What happens to Treasuries if the US defaults? ›

Investors might panic, leading to a sell-off in Treasury securities, which are typically considered one of the safest assets. This could also result in a sharp decline in bond prices and a spike in interest rates, affecting borrowing costs for the government, businesses and consumers.

Why would you not invest in CDs? ›

CD rates may not be high enough to keep pace with inflation when consumer prices rise. Investing money in the stock market could generate much higher returns than CDs. CDs offer less liquidity than savings accounts, money market accounts, or checking accounts.

What's the downside of buying Treasury bills? ›

T-bills pay a fixed rate of interest, which can provide a stable income. However, if interest rates rise, existing T-bills fall out of favor since their return is less than the market. T-bills have interest rate risk, which means there is a risk that existing bondholders might lose out on higher rates in the future.

What are the disadvantages of TreasuryDirect? ›

Securities purchased through TreasuryDirect cannot be sold in the secondary market before they mature. This lack of liquidity could be a disadvantage for investors who may need to access their investment capital before the securities' maturity.

Why high interest rates are bad for Treasury bonds? ›

Alternatively, if prevailing interest rates are increasing, older bonds become less valuable because their coupon payments are now lower than those of new bonds being offered in the market. The price of these older bonds drops and they are described as trading at a discount.

Is it better to buy Treasuries or CDs? ›

Choosing between a CD and Treasuries depends on how long of a term you want. For terms of one to six months, as well as 10 years, rates are close enough that Treasuries are the better pick.
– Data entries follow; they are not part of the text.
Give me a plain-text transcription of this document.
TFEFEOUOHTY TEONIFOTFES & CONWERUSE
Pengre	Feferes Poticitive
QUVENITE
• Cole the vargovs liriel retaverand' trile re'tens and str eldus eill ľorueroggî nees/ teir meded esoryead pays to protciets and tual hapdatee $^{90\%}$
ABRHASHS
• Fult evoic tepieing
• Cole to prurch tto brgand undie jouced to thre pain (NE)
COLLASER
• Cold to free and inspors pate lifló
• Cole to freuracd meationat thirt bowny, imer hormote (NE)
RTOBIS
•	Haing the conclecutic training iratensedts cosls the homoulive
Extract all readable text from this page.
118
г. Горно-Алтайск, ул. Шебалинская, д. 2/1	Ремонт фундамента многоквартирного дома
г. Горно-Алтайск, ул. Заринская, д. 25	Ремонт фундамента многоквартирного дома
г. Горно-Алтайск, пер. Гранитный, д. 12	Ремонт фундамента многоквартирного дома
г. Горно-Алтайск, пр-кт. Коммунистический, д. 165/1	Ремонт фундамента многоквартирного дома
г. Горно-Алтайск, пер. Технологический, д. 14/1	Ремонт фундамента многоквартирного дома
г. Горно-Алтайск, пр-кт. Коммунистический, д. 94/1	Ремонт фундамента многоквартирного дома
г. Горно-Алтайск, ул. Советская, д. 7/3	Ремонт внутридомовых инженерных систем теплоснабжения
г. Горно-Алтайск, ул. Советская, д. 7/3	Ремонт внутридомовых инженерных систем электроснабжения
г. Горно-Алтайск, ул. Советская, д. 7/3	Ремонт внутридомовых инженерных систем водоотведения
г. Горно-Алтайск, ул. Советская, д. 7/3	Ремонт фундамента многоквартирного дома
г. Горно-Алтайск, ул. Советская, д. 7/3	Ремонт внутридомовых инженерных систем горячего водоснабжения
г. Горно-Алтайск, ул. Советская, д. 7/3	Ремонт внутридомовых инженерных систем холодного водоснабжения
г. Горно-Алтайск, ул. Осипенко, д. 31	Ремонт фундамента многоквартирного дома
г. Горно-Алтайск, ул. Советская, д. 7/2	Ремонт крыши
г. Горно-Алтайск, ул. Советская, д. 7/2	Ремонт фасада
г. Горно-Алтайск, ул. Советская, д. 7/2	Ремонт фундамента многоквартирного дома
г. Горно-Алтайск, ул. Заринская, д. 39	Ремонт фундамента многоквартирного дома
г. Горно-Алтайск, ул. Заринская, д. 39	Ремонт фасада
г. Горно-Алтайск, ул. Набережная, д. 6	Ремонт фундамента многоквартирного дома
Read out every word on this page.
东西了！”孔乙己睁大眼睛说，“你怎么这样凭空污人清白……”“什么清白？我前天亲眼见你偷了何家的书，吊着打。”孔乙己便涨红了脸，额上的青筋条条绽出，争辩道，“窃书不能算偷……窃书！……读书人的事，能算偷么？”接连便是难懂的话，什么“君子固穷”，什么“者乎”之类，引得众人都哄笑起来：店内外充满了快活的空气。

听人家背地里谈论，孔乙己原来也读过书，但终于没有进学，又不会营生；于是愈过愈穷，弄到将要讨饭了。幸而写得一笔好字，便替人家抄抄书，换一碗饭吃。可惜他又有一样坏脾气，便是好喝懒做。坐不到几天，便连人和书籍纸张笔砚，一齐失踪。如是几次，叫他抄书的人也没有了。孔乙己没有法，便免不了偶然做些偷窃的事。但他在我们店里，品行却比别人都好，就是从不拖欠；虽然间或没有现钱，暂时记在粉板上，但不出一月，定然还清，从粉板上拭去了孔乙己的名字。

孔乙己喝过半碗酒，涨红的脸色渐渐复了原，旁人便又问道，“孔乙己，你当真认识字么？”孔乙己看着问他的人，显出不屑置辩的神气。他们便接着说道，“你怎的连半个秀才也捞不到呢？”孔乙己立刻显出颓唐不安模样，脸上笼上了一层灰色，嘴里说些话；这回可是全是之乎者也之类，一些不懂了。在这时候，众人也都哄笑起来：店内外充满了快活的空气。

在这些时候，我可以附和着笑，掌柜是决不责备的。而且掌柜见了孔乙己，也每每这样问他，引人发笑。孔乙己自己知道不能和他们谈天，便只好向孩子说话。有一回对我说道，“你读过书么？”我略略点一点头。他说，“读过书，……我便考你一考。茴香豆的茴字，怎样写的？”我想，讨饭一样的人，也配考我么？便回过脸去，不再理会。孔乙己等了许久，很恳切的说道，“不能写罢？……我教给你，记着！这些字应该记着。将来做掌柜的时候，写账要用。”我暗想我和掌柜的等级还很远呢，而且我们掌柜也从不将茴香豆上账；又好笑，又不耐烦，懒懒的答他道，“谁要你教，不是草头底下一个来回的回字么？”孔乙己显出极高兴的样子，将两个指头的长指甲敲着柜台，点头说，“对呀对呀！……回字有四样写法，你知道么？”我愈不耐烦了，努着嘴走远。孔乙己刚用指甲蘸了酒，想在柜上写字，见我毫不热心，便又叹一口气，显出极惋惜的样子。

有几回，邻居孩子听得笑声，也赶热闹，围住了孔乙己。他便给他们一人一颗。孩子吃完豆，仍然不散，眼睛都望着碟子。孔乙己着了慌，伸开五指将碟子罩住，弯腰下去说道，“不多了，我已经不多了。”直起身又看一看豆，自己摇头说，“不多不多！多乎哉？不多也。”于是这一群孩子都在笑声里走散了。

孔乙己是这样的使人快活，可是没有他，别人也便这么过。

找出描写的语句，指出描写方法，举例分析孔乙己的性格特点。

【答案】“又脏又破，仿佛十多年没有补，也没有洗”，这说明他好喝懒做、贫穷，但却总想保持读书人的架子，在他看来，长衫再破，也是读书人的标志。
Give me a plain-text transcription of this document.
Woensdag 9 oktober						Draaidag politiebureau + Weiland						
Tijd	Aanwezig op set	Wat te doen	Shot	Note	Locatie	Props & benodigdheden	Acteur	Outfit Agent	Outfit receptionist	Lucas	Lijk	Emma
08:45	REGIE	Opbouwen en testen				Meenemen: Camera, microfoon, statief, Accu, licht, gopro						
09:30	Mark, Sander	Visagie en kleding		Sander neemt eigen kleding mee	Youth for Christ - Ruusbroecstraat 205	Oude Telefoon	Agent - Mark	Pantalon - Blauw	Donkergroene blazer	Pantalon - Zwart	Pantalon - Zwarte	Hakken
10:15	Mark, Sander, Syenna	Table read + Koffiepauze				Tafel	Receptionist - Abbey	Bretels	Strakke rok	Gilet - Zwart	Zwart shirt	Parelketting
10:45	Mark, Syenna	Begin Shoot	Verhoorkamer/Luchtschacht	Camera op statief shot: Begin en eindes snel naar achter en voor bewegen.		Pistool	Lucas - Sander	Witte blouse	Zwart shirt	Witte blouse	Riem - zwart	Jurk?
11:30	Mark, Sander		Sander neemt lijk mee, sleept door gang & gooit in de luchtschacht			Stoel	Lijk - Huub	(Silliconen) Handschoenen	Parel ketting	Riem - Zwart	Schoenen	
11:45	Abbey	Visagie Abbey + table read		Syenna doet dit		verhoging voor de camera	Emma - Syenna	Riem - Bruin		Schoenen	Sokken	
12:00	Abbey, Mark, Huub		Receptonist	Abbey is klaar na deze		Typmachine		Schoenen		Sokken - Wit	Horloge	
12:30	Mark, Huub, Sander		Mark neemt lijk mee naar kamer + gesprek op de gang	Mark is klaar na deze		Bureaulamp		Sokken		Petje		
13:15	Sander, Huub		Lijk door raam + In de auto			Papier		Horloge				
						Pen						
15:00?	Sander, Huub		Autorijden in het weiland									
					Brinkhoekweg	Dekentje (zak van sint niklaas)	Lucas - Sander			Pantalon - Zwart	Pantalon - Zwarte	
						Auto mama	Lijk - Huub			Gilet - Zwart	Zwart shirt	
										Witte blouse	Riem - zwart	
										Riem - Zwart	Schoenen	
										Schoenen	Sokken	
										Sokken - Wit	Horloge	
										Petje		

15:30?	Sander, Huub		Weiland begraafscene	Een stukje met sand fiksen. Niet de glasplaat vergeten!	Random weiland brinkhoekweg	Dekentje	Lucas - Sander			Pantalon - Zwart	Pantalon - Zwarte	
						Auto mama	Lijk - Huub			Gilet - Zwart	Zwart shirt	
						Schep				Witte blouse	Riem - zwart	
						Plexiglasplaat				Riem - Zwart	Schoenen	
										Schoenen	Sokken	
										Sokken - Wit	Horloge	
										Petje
For terms of one to five years, CDs are currently paying more, and it's a large enough difference to give them the edge.

What happens when a treasury bill matures on TreasuryDirect? ›

We sell Treasury Bills (Bills) for terms ranging from four weeks to 52 weeks. Bills are sold at a discount or at par (face value). When the bill matures, you are paid its face value. You can hold a bill until it matures or sell it before it matures.

Are Treasury bills taxed as capital gains? ›

When short term T bills mature, the interest income is mistakenly shown as capital gains in tax reports. The interest is taxable on Fed, tax exempt on most states. T bills are short term zero coupon purchased at a discount and paid at face vale at maturity.

Do Treasury rates affect CD rates? ›

Changes in Treasury yields

Banks use the funds they get from deposits — including CDs, which are time-deposit accounts — for the loans they give out as well as their investments in Treasurys. Rising Treasury yields may trigger banks to increase their CD yields, in turn.

How do you avoid tax on Treasury bonds? ›

The Treasury gives you two options:
  1. Report interest each year and pay taxes on it annually.
  2. Defer reporting interest until you redeem the bonds or give up ownership of the bond and it's reissued or the bond is no longer earning interest because it's matured.
Dec 12, 2023

What is the 3 month Treasury bill rate? ›

3 Month Treasury Bill Rate (I:3MTBRNK)

3 Month Treasury Bill Rate is at 5.26%, compared to 5.26% the previous market day and 5.16% last year.

Top Articles
Latest Posts
Article information

Author: Duane Harber

Last Updated:

Views: 6618

Rating: 4 / 5 (71 voted)

Reviews: 94% of readers found this page helpful

Author information

Name: Duane Harber

Birthday: 1999-10-17

Address: Apt. 404 9899 Magnolia Roads, Port Royceville, ID 78186

Phone: +186911129794335

Job: Human Hospitality Planner

Hobby: Listening to music, Orienteering, Knapping, Dance, Mountain biking, Fishing, Pottery

Introduction: My name is Duane Harber, I am a modern, clever, handsome, fair, agreeable, inexpensive, beautiful person who loves writing and wants to share my knowledge and understanding with you.